Justice Prakash Padia said that the court in Varanasi should not have decided on the matter since certain petitions related to the case were pending before the High Court, Live Law reported.

The judge stopped all proceedings before the lower court.

Padia said that the lower court was also completely aware that the Allahabad High Court had reserved its order in the case in March, NDTV reported.

“In this view, it [the court in Varanasi] should not have proceeded and decided on the application filed by the plaintiffs in the original suit for a survey by Archaeological Survey of India,” the High Court said.

The court in Varanasi had asked the Archaeological Survey of India to review the complex after a lawyer filed a plea.

The petitioner, VS Rastogi, claimed that Mughal Emperor Aurangzeb had demolished a portion of the 2,000-year-old Kashi Vishwanath temple in 1664 to build the mosque.

Rastogi demanded that the land on which the Gyanvapi Mosque has been built should be handed over to Hindus.
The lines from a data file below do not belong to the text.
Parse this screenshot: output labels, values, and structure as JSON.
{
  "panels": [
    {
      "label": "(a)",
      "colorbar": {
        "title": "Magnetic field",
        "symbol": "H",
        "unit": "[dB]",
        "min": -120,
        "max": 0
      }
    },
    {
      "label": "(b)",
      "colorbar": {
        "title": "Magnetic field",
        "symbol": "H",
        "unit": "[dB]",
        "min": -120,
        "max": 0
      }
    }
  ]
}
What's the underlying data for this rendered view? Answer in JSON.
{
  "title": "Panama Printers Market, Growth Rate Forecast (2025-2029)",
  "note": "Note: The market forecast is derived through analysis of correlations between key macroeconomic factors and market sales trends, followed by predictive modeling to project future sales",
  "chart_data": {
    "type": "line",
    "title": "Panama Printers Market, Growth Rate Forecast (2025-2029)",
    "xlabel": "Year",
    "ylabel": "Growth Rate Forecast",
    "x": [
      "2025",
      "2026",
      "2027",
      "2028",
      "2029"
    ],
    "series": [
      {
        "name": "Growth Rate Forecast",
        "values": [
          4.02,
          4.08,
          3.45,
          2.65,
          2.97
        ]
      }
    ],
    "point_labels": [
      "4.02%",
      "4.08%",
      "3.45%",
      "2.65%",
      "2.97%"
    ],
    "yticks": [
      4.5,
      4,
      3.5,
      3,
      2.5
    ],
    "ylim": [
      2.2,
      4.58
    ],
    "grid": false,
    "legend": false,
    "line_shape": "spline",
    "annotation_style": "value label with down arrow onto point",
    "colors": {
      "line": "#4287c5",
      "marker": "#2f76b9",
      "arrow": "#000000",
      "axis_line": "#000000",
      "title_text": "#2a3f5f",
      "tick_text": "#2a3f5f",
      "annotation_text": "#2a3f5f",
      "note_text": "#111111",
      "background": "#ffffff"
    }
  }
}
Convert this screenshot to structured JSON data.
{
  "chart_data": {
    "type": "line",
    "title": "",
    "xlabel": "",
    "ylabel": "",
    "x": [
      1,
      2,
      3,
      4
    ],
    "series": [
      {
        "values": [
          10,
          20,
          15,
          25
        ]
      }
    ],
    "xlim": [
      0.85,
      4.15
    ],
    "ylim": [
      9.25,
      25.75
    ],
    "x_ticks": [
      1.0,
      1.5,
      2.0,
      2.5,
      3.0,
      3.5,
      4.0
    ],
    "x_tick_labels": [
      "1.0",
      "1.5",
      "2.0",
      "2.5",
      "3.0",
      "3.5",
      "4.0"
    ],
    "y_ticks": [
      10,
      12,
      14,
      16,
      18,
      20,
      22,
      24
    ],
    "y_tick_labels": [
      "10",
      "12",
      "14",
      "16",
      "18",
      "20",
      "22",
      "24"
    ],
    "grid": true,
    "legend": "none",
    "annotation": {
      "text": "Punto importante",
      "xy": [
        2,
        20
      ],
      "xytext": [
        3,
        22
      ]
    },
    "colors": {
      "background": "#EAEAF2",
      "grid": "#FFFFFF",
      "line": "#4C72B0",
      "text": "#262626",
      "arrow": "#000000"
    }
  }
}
Also read: Why UP court order asking ASI to survey Kashi-Gyanvapi mosque complex is legally unsound


On April 13, the Uttar Pradesh Sunni Central Waqf Board had moved the Allahabad High Court against the Varanasi civil court’s order.

The Waqf board’s lawyer Puneet Kumar Gupta argued that the Varanasi court had passed the order without any jurisdiction as the matter was being heard in the Allahabad High Court.

On April 12, the Anjuman Intezamia Masjid Committee, the management committee of the Gyanvapi mosque, had also moved the High Court seeking a stay on the civil court’s order.

Meanwhile on Thursday, the Allahabad High Court criticised the way in which the lower court proceeded in the case, NDTV reported.

The judge added: “Judicial courtesy and decorum warranted such discipline, which was expected from the court below. But for unfathomable reasons, neither of the courses was taken.”

The High Court will now hear the case again on October 8, The Hindu reported.